The data needs to be indexed (i.e. no repetitions) and sorted by time. This implies that different data "lines" in the following explanation have different time values.

  • ninput_points: how many points in time to construct the model's input. For example, if the number is 3, then data coming from 3 data lines is considered.
  • tspread: time spread between the data lines considered in the point above. For example, if the number is 2, then the data lines considered will have (at least) 2 time (units) between each other.
  • look_ahead: span between the most recent input considered and the target to be learned. For example, if the number is 5, then the target will be constructed from a data line which is (at least) 5 time (units) later than the most recent input.

Example configurations:

  • ninput_points = 1, tspread = 0, look_ahead = 0 -> build input from one line, no spreading, predict results in same line. This is the basic configuration allowing same-timestep prediction, e.g. for static modeling or simple data imputation.
  • ninput_points = 4, tspread = 7, look_ahead = 7 -> hypothesize the unit of the column time to be days: build input from 4 lines spanning 21 days at one-week intervals (+ current), then use it to learn to predict one week ahead. This allows to train a proper time-ahead predictor, which will estimate the target at a constant one-week ahead interval.
  • ninput_points = 30, tspread = 1, look_ahead = 1 -> hypothesize the unit of the column time to be seconds: train a real-time predictor estimating a behavior one-second ahead based on 1s-spaced data over the past 29 seconds + current.

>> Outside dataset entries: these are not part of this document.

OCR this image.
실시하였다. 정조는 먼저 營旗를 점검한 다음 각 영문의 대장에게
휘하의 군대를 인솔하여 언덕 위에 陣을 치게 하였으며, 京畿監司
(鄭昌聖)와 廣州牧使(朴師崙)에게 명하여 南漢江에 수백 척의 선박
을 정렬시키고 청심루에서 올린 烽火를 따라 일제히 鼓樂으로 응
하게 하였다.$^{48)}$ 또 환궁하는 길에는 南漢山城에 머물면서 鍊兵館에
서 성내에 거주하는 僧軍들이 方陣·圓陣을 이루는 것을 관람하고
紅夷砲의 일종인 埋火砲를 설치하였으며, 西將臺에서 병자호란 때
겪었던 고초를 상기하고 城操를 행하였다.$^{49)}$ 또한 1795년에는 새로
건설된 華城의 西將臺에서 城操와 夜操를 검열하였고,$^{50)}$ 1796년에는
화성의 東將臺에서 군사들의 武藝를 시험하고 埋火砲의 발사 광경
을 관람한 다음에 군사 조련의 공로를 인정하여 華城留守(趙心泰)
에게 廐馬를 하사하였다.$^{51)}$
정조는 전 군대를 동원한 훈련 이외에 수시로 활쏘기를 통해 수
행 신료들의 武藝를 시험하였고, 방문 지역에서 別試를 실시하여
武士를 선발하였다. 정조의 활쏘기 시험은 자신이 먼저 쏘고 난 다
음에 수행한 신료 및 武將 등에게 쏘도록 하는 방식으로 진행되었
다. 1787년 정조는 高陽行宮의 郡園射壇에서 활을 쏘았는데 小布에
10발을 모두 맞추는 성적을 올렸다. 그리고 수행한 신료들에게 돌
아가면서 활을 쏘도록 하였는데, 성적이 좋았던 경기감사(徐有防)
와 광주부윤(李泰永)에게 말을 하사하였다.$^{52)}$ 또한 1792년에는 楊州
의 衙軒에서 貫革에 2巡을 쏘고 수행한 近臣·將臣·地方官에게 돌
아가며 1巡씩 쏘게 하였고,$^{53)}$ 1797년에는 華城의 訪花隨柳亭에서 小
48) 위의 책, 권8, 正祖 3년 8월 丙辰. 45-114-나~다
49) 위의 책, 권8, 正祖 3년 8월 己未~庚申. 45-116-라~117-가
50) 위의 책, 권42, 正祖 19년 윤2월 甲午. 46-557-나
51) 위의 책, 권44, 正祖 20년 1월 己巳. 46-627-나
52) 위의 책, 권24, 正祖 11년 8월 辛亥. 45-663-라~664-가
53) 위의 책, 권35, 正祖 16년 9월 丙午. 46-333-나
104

Important: from each line, only the data coming from the listed input time series is considered for input, while the target time series list is used to construct the output.

Example inputs and targets, considering t0 the "current" time for a given iteration:

  • ninput_points = 1, tspread = 0, look_ahead = 0, input_series = [s1, s4], targets = [s3]: inputs -> [s1t0, s4t0], targets = [s3t0]
  • ninput_points = 4, tspread = 7, look_ahead = 7, input_series = [s1, s4], targets = [s3, s5]: inputs -> [s1t-21, s4t-21, s1t-14, s4t-14, s1t-7, s4t-7, s1t0, s4t0], targets = [s3t7, s5t7]

Contributing

Suggestions / requests

Feel free to open new issues. I mean it. We can work together from there.

Adding new models

This system has by design a plug-in architecture. To add your own models, you just need to create a new wrapper in lib/data_modeler/model:

  • Duplicate the fann.rb model: it provides both instructions and template for the interface you need to present to the system
  • Duplicate the spec/model/fann_spec.rb spec: it will provide instructions on how to verify your model works with the system using some ready shared_examples.

Ideally, a DataModeler::Model should be a wrapper around an external independent functionality: keep it as compact as possible. To implement the interface you can use BDD on the spec, which verifies both the availability of the interface and basic modeling capabilities.

Remember to update lib/data_modeler.rb to load your file, and add an option to select it in lib/data_modeler/model/selector.rb

THEN: please do propose a pull requests! Share your work with the community!
Even if you think it's not polished enough: I'll help out before accepting.

License

The gem is available as open source under the terms of the MIT License.

Notes

This build specifically leverages time series. Further work on data preparation will be released as a separate project.